Several years ago, I’d go out on the streets of San Francisco with a camera bag filled with a fewo Fujifilm cameras. I enjoyed shooting with those cameras – but, frankly, the gear became a hassle – one more thing to worry about. Increasingly, I found myself just pulling my iPhone out of my shirt pocket and capturing the moment with my iPhone camera. Perfectly adequate for almost any kind of street photography. In fact, shooting bursts is so easy with an iPhone that I might do that and then select one image out of many that I shot in a second or two of shutter time.
One other advantage of street photography compared to, let’s just say, landscape photography, is that you’re usually just steps away from a spot where you can take a break, sit down, have a cup of coffee or lunch, etc. before getting back out on the streets. It’s a much better pursuit for older folks like me, rather than hiking the hills out in some national park somewhere to capture one of the iconic vistas!

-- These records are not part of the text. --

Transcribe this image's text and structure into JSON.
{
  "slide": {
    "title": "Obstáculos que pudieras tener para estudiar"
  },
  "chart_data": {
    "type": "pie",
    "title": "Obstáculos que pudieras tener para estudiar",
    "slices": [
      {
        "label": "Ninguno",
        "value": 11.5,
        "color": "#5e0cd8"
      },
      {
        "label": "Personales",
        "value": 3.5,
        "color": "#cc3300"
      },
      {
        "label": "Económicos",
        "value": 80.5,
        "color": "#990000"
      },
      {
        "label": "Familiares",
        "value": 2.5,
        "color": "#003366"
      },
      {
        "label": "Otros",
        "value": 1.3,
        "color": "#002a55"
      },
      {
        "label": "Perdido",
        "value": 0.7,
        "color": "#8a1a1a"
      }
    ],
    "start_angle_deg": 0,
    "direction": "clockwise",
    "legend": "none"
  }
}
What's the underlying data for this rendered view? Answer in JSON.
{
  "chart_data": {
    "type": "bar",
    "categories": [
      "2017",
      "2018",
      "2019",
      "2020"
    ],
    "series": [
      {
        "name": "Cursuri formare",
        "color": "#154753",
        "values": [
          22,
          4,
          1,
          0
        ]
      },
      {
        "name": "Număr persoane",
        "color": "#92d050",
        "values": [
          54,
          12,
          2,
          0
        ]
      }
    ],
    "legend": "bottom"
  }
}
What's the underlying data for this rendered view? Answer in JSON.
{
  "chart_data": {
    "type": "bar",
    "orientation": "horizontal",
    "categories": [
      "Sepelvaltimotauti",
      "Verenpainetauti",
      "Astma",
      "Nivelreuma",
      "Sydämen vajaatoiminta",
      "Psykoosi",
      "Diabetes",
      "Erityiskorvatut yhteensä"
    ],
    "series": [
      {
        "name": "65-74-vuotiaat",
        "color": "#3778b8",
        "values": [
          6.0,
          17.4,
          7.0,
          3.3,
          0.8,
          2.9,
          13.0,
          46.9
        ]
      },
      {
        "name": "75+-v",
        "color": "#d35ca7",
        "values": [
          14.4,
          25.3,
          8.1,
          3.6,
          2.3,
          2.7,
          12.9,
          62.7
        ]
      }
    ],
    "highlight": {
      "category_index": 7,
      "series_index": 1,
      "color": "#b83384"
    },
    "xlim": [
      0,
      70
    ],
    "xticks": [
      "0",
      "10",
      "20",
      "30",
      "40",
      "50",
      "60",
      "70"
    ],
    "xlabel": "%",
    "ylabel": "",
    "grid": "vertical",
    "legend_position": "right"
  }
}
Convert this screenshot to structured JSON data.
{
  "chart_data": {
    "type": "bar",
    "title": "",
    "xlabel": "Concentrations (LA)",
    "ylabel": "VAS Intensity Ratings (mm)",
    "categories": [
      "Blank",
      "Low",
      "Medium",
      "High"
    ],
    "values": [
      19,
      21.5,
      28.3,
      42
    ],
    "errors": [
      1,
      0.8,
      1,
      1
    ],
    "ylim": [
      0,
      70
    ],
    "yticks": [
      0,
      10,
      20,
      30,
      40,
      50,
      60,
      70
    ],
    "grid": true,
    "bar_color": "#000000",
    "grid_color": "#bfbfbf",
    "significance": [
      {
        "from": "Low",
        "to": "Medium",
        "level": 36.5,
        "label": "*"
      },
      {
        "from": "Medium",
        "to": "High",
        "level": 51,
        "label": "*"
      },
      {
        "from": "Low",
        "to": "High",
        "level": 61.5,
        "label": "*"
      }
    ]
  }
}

I’ve attended many photo workshops over the years, and I’ve come to smile at how there’d often be a line of us workshop participants with our cameras on our tripods, shooting essentially the same scene! So, so different from street photography. Both certainly have their place, but I’ve outgrown my early interest in landscape photography and now enjoy street photography much more—at least when we’re not in a pandemic and people are actually out on the streets!